The rumored strategy of Romney against Perry will apparently feed off these media fears. According to Washington Post columnist Marc Thiessen, "Romney's campaign will argue that Perry is against the very idea of Social Security and Medicare," and it will use his book Fed Up! to "scare seniors in early-primary states with large retiree populations, such as Florida and South Carolina." Also: "The Romney campaign will argue that Perry repels independents and can't win in key swing states such as Florida, Ohio, Wisconsin, Pennsylvania and Michigan -- while Romney can."
And yet if Perry is too conservative for Romney's taste, he is also, on at least one issue, too liberal. Thiessen reports that the Romney campaign "plans to use immigration to drive a wedge between Perry and his conservative base by highlighting Perry's opposition to a border fence and legislation he signed in 2001 allowing the children of illegal immigrants to attend Texas colleges and universities at in-state tuition…. Romney strategists believe immigration will be a devastating issue for Perry with Tea Party Republicans across the country -- especially in important primary states such as Arizona."
Another line of attack will be that Perry is the "anti-government candidate who has spent most of his life in government," says Thiessen. Romney has already rehearsed this one, saying in a speech on Tuesday that "career politicians got us into this mess and they simply don't know how to get us out."
Much of this is likely to fall flat. A scenario in which the Tea Party rushes into Romney's arms over immigration is improbable, particularly if he is at the same time knocking Perry for a dim view of Social Security and Medicare and saying that Perry is unacceptable to independents. The two lines of attack will cancel each other out. Lumping Perry in with career politicians that "got us into this mess" also seems odd, since most Tea Partiers don't associate Perry with the national political class and consider jobs-rich Texas under Perry a contrast to the mess.
Unmentioned in the Thiessen piece is whether Romney will engage Perry on any cultural issues. Perhaps this is an area best avoided by Romney, though one can imagine the media helping him in this regard, casting the formerly pro-choice Mormon as more "mainstream" than the "theocrat" Perry.
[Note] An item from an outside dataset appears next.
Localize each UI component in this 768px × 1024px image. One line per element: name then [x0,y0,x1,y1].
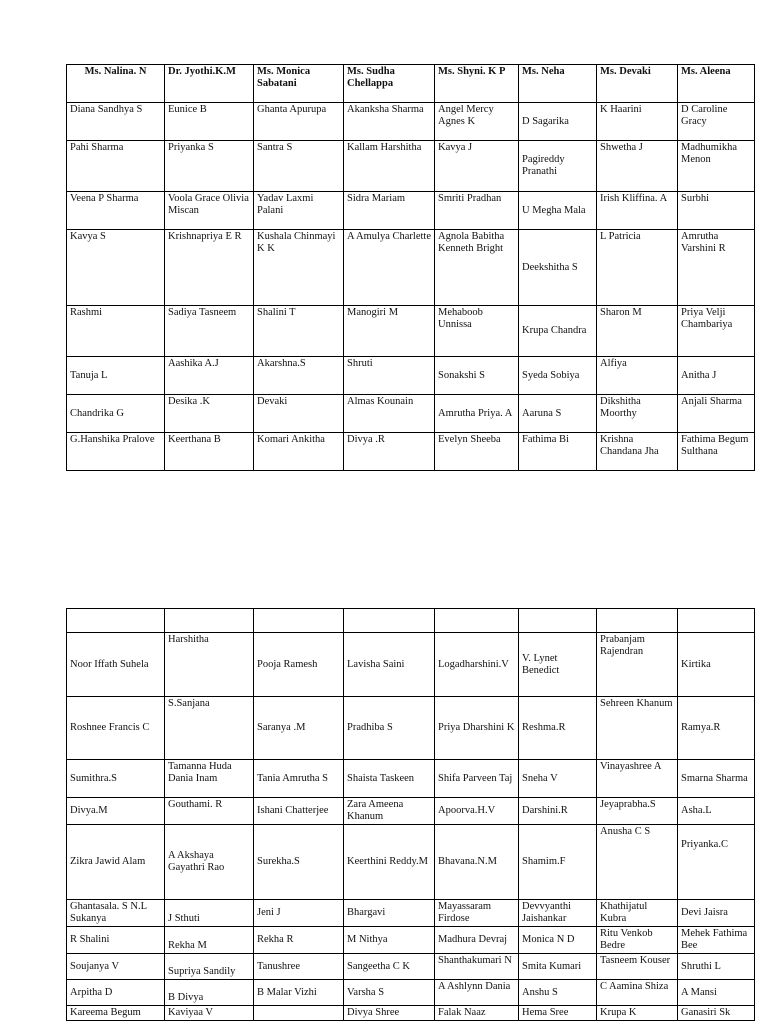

The media is certainly itching to address these issues. In a preview of things to come, New York Times executive editor Bill Keller demands to know if a candidate places "fealty" to religion over the "Constitution." What touching concern from Keller for a document liberals have shredded through fealty to secularism.
Most of the Founding Fathers wouldn't have passed Keller's vetting. If Perry is a "theocrat" for thinking that America is one nation under God, so were they. If Perry is "anti-science" for thinking that the world didn't create itself through random processes, so were they. As usual, the media intends to use politically correct name-calling and mau-mauing as its chief mode of covering a conservative candidate. Any stick will do in its quest to save liberal America from Rick Perry.